If you want to use () only for grouping and not as a capture group, you can add ?: to the beginning of the contents of the group. E.g. /(?:apple|banana) (\w+) at \d+ kg per \1/ will match “apple cake at 3 kg per cake” or “banana pie at 12 kg per pie” etc.

Matching characters with special meanings

You might be wondering how to match things like “?” or “.” which have special meanings inside a regular expression. The answer is to prefix the character with \. As \ is therefore also a character with a special meaning, you have to prefix it with itself to match a single “\”.

Therefore /^How do you like them apples\?$/ will match “How do you like them apples?”. If you left out the \ in the regular expression, the ? would act as an operator and make the previous thing (the s) optional. I.e. /^How do you like them apples?$/ would match both “How do you like them apples” and “How do you like them apple” but not “How do you like them apples?”, because the “s” must be the last character in the string (if it’s present).

Working with regular expressions

I recommend a tool such as https://regex101.com/ to do ad hoc work with a regular expression. It will let you test your regular expression against text, tell you about errors in your regular expression (e.g. a missing ]), and will describe the different elements of the regular expression.

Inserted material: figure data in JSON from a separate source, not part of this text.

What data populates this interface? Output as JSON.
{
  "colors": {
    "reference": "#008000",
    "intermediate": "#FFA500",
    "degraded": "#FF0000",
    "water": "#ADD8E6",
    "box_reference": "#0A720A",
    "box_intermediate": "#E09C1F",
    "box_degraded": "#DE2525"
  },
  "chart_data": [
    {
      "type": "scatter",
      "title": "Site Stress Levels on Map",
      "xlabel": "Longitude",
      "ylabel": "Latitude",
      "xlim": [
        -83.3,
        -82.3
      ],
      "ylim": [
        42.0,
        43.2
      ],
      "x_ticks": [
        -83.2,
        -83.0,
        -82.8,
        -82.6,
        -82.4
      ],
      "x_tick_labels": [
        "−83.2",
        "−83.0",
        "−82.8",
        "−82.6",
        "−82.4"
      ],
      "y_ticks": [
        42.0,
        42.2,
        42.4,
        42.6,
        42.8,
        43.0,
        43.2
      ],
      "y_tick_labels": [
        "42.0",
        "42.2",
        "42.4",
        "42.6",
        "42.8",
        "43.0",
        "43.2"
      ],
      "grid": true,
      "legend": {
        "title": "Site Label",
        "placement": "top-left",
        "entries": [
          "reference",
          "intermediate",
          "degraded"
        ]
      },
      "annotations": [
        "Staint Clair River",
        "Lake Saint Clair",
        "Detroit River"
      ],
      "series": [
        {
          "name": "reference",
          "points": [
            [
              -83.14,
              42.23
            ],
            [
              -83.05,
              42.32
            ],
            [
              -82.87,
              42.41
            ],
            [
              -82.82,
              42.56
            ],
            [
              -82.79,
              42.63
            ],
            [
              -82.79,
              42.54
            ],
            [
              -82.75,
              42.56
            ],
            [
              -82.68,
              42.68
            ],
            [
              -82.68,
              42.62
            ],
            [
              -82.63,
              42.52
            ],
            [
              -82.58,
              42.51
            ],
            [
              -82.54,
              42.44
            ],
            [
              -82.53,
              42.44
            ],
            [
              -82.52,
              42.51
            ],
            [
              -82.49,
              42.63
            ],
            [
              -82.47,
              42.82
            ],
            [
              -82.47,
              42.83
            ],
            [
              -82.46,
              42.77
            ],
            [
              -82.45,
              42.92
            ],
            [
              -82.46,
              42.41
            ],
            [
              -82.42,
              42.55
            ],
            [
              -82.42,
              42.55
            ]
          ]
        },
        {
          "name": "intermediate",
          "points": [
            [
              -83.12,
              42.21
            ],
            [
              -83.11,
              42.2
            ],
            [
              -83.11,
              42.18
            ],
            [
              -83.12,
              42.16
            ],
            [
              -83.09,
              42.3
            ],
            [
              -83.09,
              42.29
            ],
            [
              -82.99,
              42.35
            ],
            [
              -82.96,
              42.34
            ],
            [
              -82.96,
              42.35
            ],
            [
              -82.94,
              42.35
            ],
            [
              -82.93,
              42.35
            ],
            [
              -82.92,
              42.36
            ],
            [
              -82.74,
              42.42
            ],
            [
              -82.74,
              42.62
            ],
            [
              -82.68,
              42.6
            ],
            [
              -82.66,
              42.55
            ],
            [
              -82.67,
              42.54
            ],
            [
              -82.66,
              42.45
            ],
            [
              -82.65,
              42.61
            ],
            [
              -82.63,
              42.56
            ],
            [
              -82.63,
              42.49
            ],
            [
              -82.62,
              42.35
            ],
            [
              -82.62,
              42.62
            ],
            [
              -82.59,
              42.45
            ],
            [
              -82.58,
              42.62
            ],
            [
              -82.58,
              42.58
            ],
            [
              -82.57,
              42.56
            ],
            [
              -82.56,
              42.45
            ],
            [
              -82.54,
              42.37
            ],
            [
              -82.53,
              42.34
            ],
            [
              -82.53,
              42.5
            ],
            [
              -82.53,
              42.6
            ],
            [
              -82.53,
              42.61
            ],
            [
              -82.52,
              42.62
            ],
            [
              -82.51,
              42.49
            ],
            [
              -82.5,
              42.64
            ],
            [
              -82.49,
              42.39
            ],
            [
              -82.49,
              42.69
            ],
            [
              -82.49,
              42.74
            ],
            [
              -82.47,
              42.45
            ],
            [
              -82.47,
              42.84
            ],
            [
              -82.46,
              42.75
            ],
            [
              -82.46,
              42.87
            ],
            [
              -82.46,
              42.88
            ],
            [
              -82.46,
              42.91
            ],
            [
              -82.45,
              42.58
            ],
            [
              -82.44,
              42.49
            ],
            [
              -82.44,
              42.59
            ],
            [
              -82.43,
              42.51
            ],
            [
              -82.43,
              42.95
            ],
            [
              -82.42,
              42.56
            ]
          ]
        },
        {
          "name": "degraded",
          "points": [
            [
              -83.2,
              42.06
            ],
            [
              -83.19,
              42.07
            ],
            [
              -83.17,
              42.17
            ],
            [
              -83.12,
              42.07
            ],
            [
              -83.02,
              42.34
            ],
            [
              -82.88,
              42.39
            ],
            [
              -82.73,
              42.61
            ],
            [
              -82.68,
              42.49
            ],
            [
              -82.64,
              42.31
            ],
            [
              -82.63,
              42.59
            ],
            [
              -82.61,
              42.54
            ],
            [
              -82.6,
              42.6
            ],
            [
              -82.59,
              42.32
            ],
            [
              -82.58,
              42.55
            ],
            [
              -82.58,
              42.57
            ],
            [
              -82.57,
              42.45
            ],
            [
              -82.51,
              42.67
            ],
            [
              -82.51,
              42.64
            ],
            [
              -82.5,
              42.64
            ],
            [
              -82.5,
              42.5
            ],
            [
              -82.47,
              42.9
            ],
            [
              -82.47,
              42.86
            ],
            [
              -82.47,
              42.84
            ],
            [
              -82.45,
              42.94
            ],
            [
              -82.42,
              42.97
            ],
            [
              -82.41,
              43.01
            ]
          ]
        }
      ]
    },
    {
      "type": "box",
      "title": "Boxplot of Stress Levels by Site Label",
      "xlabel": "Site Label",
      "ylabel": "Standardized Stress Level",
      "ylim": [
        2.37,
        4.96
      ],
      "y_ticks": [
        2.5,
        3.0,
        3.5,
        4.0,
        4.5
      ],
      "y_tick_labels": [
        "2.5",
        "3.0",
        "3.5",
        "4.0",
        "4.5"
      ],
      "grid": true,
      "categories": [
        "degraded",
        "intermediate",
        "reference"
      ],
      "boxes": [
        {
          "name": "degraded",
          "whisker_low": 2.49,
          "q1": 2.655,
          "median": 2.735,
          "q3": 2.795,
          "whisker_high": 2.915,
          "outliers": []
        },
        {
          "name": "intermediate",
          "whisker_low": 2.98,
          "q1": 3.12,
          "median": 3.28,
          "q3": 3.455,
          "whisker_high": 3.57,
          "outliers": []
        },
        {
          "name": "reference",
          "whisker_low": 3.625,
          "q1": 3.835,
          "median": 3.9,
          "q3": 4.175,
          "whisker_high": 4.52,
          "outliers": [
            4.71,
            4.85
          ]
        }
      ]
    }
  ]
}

Whether you have access to a tool like this or not, there is a basic approach that I’ve found helpful. Instead of trying to work out all of a regular expression, chop out a part of it (that’s well-formed, e.g. there’s a ) for each (), and test that against some text. Work through all the elements of the regular expression like this until you’re happy with them, and then start combining them. If you’ve worked with SQL before, for instance select queries with complex where clauses, then you might have used this approach to understand or debug a select query. (SQL can be a similarly dense and complicated thing.)

If you use a regular expression in some code then you need to test it thoroughly. It might look like only one line of code, but it triggers potentially complex behaviour with many test cases. Think through all the different kinds of string that could match – it could be more than you think. What happens if there’s no match? What if the match could occur at more than one point in the string?